Security experts say the increase in breach reports does not necessarily mean that the frequency of data breaches is rising. Rather, GDPR's mandatory breach reporting requirement is for the first time beginning to provide visibility into the actual prevalence of data breaches in Europe.
Privacy Complaints Spike
Last year after GDPR went into full effect, the DPC received 2,864 privacy complaints.

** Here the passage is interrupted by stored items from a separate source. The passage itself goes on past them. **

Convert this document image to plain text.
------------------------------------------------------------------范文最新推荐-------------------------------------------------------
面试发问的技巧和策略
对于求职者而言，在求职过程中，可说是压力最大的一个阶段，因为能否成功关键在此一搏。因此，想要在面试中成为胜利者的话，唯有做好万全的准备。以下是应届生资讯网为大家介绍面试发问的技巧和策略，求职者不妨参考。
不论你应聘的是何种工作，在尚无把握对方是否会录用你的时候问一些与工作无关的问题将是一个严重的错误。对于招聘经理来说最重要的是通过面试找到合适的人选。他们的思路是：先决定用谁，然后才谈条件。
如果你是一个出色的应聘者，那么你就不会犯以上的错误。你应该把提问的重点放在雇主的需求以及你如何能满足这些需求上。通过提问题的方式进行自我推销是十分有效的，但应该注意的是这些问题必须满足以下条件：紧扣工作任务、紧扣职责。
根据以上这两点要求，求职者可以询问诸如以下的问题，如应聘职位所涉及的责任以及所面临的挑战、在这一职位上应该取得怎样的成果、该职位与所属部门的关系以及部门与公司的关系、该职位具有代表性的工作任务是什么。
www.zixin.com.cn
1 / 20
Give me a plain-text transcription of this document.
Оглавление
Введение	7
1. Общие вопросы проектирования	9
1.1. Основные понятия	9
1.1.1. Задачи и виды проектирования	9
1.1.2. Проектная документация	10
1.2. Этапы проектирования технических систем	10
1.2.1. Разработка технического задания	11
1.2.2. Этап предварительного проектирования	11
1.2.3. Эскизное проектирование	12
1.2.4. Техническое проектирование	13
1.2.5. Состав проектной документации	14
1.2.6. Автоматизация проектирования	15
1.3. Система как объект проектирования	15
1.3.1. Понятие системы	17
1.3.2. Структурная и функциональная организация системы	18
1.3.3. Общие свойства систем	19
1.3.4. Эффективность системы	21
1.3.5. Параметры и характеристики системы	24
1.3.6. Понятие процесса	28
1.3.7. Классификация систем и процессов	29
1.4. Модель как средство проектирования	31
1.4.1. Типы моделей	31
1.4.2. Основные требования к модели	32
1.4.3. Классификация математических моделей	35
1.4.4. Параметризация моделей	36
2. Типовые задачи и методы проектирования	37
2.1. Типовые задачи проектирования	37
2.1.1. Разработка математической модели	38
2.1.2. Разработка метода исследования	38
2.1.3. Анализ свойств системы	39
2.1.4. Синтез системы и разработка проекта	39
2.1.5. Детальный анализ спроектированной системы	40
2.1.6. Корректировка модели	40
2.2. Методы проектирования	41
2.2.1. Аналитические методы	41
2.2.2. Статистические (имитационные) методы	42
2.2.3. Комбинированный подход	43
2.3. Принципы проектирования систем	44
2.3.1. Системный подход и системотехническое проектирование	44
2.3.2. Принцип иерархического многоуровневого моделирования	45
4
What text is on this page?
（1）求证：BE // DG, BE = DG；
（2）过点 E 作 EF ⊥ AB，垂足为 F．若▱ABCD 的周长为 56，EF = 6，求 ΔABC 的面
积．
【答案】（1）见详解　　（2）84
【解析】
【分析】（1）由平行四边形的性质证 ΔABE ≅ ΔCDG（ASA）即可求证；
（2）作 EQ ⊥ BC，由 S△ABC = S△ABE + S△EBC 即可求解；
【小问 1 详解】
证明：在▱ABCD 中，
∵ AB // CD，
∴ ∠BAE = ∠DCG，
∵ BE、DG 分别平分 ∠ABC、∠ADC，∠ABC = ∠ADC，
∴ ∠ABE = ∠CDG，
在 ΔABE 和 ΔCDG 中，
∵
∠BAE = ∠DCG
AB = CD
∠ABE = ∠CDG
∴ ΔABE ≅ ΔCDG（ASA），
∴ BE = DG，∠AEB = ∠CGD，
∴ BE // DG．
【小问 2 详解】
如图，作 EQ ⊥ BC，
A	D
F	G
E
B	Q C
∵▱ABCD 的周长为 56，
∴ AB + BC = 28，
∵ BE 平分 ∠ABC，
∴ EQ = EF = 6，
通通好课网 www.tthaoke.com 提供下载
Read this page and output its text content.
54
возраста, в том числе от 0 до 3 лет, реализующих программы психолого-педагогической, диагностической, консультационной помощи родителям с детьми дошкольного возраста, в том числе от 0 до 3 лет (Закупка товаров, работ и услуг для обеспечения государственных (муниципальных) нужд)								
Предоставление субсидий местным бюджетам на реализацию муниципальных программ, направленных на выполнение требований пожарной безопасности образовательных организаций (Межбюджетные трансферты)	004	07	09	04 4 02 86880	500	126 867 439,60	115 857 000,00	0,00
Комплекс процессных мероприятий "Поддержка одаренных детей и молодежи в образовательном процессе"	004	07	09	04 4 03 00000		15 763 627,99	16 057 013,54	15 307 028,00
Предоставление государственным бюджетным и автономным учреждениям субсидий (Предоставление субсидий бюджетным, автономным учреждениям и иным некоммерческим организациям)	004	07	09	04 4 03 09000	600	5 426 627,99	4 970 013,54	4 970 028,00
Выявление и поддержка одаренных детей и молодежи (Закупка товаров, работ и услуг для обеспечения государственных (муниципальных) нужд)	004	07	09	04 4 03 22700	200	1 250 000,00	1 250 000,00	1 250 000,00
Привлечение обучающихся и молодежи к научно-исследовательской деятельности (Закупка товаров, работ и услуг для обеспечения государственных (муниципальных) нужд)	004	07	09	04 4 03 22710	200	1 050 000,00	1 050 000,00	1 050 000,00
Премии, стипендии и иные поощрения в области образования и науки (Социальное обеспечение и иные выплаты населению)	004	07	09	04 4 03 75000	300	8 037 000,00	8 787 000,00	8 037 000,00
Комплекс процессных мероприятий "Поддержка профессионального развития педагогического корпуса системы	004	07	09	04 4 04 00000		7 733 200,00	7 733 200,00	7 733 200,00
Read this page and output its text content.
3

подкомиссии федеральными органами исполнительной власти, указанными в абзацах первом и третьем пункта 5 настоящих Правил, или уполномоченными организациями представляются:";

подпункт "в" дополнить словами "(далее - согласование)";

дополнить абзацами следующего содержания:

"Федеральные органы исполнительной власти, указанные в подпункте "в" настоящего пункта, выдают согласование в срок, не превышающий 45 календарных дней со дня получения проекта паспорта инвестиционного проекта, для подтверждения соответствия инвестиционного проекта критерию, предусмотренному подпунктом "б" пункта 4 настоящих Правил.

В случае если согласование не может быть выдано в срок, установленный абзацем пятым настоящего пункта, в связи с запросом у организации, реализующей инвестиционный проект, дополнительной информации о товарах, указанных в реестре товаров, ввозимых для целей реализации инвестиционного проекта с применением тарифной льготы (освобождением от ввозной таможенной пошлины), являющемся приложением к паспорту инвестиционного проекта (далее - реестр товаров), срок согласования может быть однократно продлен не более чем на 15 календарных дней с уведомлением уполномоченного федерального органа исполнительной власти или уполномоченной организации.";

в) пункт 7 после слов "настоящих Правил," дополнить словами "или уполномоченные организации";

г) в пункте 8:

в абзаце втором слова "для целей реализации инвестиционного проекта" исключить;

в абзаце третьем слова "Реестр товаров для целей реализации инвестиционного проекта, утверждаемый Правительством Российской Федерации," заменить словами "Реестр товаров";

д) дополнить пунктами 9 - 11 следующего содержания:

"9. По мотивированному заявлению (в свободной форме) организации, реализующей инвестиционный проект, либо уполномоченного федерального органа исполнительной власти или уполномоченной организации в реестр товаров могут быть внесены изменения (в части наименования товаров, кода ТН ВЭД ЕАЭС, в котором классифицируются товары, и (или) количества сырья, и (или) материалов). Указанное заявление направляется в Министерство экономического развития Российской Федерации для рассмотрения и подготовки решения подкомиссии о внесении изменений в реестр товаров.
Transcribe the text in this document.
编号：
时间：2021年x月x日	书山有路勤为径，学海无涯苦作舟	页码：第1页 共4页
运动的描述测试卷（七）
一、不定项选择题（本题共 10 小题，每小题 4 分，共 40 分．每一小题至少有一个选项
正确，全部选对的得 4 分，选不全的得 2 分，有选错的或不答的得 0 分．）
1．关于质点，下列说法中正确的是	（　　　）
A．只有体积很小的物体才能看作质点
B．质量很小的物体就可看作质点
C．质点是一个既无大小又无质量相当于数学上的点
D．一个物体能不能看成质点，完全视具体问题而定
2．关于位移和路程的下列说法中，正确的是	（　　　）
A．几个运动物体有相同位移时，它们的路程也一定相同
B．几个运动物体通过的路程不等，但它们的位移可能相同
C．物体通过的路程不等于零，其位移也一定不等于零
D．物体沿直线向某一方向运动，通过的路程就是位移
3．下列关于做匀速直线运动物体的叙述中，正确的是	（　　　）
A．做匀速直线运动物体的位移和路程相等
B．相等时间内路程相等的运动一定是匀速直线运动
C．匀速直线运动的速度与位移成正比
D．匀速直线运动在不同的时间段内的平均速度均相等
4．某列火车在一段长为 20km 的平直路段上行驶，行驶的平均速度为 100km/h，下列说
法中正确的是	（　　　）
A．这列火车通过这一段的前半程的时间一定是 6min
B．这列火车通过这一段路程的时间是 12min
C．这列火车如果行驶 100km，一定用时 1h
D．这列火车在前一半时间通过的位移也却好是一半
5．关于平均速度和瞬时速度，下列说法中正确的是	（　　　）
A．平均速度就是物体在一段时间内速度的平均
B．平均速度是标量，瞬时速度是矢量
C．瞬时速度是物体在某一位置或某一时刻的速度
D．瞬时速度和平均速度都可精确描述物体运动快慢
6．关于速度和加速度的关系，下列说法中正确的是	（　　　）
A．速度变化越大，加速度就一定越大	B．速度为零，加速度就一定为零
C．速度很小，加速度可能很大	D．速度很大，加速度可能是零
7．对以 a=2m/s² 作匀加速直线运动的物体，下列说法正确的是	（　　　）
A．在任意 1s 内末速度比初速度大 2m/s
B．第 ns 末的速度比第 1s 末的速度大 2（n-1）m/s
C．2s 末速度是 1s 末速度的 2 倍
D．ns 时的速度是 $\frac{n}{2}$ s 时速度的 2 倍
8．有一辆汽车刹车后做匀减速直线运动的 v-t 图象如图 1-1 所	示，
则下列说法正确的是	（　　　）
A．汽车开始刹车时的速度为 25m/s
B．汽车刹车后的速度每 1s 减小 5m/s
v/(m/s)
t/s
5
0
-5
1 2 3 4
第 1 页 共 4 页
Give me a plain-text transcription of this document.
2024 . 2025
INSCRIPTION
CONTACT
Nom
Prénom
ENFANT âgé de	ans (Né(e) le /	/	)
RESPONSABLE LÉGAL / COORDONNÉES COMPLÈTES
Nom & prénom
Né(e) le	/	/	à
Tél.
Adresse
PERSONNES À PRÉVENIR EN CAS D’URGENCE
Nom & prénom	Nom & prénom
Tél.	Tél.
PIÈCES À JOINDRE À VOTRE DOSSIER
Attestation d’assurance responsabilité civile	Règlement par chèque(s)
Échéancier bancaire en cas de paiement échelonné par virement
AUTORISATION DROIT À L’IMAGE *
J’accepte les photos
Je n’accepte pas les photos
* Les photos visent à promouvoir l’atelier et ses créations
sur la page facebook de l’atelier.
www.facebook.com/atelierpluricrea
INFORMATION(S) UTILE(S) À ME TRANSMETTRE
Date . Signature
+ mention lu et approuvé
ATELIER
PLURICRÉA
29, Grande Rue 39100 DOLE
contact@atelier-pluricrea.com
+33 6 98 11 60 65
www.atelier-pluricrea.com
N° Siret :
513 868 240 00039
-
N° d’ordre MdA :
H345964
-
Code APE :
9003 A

Under GDPR, as with prior European privacy rules, any European can file a complaint with their country's privacy watchdog if they believe that their personal data has been misused.
For all of 2018, the DPC said it received 4,113 privacy complaints, which was a 56 percent increase from 2017 (see: GDPR Effect: Data Protection Complaints Spike).
"The rise in the number of complaints and queries demonstrates a new level of mobilization to action on the part of individuals to tackle what they see as misuse or failure to adequately explain what is being done with their data," says Helen Dixon, Ireland's data protection commissioner.
Irish Regulator is Hiring
Given Ireland's status as the main EU establishment for so many overseas technology firms, the DPC says it's been continuing to expand.
"The Irish DPC has been in expansion mode for the past four years, and we are not stopping now," Dixon says. "Following a major recruitment campaign in 2018, 30 new staff had joined the DPC by the end of December, with a further 20 coming on board in January 2019, so that the DPC has grown to 135 staff. We will recruit an additional 30 staff this year in order to meet the demands of the tasks assigned under the GDPR and to deliver public value in what is an area of critical importance to society."